Seront aussi dissimulées les données susceptibles de nuire à la réputation d’acteurs « périphériques », que la justice a décidé de ne pas poursuivre. Cela pourrait concerner le gendre ou le fils de Donald Trump, un temps cités dans l’enquête sur les soupçons de collusion avec la Russie.

Les démocrates réclament la publication intégrale

Les dernières coupes porteront sur les éléments obtenus par un « grand jury ». Outil-clé du droit américain, ces collectifs de citoyens tirés au sort ont pour mission de décider s’il est opportun de renvoyer un suspect devant un tribunal. La Constitution rend cette procédure obligatoire pour les accusations graves et le procureur Mueller avait mis sur pied au moins deux grands jurys, un à Washington, l’autre dans l’Etat voisin de Virginie, pour l’assister dans son enquête. Les grands jurys sont dotés de larges pouvoirs – ils peuvent réclamer des documents et convoquer des témoins – et opèrent en toute confidentialité. Ce secret vise à assurer que les témoins parlent librement et que la réputation du suspect reste intacte si aucune charge n’est retenue contre lui.

Dans le document publié jeudi, un code couleur permettra de comprendre quelle coupe relève de quelle catégorie. Selon le Washington Post citant « des personnes familières du sujet », la version que le ministère de la justice va publier ne sera que légèrement censurée.
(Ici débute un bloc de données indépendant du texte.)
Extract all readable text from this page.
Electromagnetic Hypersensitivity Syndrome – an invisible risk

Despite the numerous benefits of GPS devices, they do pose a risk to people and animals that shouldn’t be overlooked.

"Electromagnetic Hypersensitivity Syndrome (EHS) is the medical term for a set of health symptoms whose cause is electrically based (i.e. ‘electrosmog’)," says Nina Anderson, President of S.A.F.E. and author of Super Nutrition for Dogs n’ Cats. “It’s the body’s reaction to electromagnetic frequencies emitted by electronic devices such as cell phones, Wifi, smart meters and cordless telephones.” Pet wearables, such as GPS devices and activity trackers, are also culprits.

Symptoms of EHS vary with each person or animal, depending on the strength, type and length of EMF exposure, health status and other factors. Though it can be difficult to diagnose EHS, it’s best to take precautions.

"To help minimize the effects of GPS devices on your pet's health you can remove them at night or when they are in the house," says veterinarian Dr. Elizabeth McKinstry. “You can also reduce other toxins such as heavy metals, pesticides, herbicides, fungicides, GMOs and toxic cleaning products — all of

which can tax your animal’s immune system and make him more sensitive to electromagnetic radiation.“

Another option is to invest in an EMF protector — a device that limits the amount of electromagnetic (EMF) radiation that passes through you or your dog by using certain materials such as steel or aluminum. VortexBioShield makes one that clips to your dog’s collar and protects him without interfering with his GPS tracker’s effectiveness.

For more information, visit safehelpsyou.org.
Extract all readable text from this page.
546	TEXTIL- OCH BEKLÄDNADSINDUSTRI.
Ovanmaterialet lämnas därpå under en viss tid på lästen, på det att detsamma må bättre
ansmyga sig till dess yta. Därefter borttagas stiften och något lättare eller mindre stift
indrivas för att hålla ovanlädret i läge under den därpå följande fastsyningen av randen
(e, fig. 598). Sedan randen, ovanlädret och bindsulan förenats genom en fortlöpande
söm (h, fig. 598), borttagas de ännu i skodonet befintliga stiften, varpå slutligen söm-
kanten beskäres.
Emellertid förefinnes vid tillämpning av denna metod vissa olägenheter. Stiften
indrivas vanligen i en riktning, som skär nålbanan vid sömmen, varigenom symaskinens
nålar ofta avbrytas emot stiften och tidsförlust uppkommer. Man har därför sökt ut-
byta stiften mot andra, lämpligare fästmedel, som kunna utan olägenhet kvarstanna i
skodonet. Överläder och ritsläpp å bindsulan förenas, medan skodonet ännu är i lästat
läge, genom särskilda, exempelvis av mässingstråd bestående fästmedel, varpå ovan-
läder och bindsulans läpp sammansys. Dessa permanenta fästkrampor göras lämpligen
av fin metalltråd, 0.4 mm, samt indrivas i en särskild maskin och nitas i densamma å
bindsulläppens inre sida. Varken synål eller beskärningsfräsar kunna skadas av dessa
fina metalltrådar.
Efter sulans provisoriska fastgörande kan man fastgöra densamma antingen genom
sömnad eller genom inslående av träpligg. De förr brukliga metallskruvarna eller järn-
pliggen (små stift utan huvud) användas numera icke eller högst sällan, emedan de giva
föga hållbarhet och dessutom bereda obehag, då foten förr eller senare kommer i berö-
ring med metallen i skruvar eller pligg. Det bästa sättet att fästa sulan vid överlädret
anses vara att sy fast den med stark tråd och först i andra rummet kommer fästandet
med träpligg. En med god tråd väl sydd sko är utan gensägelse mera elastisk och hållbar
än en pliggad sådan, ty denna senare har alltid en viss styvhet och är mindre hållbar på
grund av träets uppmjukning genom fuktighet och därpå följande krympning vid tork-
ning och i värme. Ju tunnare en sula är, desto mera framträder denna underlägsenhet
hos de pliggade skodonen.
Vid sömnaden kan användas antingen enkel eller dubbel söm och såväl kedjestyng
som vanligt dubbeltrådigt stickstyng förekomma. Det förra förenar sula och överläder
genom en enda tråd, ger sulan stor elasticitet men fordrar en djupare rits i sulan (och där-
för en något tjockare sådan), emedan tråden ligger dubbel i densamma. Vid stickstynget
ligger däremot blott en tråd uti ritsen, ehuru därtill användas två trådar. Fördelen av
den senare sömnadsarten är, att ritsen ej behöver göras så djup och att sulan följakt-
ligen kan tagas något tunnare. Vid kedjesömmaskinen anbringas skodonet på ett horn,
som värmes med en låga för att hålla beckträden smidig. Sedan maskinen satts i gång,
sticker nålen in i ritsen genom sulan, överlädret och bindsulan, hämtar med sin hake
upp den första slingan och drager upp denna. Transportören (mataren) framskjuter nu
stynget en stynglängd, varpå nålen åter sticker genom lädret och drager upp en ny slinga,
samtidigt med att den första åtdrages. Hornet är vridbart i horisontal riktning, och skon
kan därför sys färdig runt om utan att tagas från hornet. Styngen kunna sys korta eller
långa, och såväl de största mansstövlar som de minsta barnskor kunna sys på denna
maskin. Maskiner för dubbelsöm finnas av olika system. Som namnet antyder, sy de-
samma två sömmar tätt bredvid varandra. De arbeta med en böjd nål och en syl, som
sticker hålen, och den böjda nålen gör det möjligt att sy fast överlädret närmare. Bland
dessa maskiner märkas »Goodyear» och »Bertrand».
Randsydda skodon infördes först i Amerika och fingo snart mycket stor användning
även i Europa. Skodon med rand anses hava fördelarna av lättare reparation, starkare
Le texte montrera notamment, selon ces sources, que le procureur spécial a décidé qu’il ne pouvait pas parvenir à une conclusion sur la question d’une possible entrave à la justice parce qu’il était difficile de déterminer quelles étaient les intentions de M. Trump dans ce domaine, et parce que certaines de ses actions pouvaient être considérées comme innocentes.

L’opposition démocrate a fait savoir qu’elle jugeait les motifs invoqués « légitimes pour empêcher le public d’avoir accès à certaines informations », mais pas pour en « priver le Congrès ». Elle soupçonne William Barr de vouloir dissimuler les éléments embarrassants pour le président Trump et réclame que le rapport intégral soit transmis aux commissions parlementaires habilitées, et habituées à traiter d’informations confidentielles.